Driven by strong second-quarter fiscal 2023 results, Flex raised its revenue outlook for fiscal 2023. It now expects revenues between $29.1 billion and $30.1 billion compared with the earlier guidance of $28.4 billion and $29.4 billion.
However, the company’s performance is being affected by semiconductor shortages. The lack of panel availability continues to weigh on the Nextracker segment’s performance. Stiff competition, supply-chain issues, uncertainties in the global macroeconomic environment and leveraged balance sheet are headwinds.
Other Stocks to Consider
Some other top-ranked stocks from the broader technology space are Arista Networks ANET, Blackbaud BLKB and Jabil JBL. Arista Networks and Jabil currently sport a Zacks Rank #1, while Blackbaud carries a Zacks Rank #2.
The Zacks Consensus Estimate for Arista Networks’ 2022 earnings is pegged at $4.35 per share, up 7.7% in the past 60 days.

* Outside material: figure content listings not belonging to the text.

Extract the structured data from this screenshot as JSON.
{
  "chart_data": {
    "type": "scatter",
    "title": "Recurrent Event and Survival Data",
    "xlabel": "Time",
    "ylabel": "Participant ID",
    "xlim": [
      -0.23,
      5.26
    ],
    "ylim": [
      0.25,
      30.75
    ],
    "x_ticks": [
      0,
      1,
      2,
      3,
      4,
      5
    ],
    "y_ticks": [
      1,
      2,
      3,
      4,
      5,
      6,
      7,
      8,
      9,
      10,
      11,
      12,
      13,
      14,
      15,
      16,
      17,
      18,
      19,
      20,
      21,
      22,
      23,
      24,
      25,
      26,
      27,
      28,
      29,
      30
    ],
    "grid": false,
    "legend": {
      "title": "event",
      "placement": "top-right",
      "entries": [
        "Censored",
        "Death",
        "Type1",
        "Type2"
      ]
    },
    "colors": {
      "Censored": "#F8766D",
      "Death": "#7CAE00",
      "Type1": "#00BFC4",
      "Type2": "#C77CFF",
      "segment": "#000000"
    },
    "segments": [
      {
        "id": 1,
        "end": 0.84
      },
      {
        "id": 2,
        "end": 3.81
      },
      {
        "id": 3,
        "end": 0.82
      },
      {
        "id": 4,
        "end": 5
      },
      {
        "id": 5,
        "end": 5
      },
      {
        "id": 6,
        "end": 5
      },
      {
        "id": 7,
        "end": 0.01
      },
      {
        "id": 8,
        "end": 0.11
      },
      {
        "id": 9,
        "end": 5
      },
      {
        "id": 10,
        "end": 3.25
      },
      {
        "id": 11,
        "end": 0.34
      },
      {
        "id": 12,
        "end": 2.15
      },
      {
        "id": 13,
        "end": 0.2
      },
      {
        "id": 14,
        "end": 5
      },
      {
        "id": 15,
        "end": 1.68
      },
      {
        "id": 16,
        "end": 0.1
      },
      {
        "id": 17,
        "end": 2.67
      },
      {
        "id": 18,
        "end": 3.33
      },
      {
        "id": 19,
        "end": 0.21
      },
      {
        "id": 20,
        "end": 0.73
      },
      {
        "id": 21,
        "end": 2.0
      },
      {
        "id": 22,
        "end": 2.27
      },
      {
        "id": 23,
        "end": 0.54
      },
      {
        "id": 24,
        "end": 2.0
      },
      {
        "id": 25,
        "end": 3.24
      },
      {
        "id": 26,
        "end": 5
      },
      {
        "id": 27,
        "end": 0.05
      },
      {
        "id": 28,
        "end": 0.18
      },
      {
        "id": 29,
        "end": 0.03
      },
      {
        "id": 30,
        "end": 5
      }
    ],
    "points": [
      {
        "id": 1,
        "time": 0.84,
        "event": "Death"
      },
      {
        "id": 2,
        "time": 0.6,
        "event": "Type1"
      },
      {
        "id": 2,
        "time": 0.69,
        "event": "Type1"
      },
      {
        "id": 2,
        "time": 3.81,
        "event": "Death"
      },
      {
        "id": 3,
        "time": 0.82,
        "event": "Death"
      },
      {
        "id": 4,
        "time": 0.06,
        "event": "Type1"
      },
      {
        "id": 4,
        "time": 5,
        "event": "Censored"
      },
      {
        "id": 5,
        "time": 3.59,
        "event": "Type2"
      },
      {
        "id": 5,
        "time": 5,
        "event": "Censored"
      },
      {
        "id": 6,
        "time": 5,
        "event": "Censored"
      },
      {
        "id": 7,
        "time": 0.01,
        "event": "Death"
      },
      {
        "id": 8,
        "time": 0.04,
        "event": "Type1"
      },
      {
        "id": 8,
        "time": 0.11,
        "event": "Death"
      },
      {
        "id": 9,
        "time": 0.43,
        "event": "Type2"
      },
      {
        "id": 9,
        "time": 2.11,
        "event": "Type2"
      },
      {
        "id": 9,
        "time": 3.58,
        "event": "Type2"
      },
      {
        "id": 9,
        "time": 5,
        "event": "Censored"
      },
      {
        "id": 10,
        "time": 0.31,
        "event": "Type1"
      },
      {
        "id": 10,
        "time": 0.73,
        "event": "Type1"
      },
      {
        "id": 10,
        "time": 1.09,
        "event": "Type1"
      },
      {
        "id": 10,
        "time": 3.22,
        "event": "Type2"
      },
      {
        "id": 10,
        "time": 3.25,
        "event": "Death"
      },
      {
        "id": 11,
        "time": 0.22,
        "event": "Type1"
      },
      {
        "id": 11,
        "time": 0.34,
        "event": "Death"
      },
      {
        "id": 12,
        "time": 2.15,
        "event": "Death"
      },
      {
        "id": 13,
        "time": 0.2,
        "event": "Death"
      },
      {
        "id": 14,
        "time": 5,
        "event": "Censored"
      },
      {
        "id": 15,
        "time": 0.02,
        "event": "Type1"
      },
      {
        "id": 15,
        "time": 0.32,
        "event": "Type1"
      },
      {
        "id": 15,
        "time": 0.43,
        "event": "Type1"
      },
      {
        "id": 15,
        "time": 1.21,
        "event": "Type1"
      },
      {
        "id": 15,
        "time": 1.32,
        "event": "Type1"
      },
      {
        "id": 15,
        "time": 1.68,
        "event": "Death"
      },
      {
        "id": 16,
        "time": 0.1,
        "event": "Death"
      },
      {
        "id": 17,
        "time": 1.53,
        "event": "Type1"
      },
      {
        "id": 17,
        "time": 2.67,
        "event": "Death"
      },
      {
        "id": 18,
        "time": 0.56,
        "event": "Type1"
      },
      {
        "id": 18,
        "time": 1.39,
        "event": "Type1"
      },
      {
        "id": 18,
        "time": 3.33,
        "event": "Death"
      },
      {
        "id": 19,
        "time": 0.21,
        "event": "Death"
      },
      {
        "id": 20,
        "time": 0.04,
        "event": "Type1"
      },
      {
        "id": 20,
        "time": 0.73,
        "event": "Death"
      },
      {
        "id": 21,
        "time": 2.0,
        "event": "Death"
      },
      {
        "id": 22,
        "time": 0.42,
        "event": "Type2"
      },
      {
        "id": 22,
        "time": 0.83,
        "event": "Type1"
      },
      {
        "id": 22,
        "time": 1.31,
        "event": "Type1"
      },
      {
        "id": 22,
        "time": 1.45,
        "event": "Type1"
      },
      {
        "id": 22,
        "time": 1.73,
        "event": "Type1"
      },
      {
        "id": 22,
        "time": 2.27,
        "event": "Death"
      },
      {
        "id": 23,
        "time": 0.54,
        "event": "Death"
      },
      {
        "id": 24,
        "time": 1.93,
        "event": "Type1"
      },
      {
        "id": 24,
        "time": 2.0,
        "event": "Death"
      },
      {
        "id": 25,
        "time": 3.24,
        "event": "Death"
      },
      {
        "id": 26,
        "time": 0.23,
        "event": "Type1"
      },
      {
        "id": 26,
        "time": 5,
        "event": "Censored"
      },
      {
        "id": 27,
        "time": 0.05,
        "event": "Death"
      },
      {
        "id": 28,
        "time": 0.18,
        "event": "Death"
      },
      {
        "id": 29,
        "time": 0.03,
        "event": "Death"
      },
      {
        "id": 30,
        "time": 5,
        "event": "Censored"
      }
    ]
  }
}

The long-term earnings growth rate is anticipated at 17.5%.
Arista Networks’ earnings beat the Zacks Consensus Estimate in the last four quarters, the average being 12.7%. Shares of ANET have increased 5.5% in the past year.
The Zacks Consensus Estimate for Blackbaud’s 2022 earnings is pegged at $2.59 per share, up 1.6% in the past 60 days. The long-term earnings growth rate is anticipated at 4%.
Blackbaud’s earnings beat the Zacks Consensus Estimate in the last four quarters, the average being 4.9%. Shares of BLKB have declined 28.4% in the past year.
The Zacks Consensus Estimate for Jabil’s fiscal 2023 earnings is pegged at $8.18 per share, rising 3.8% in the past 60 days. The long-term earnings growth rate is anticipated at 12%.
Jabil’s earnings beat the Zacks Consensus Estimate in three of the last four quarters, the average being 9.3%. Shares of JBL have increased 14.2% in the past year.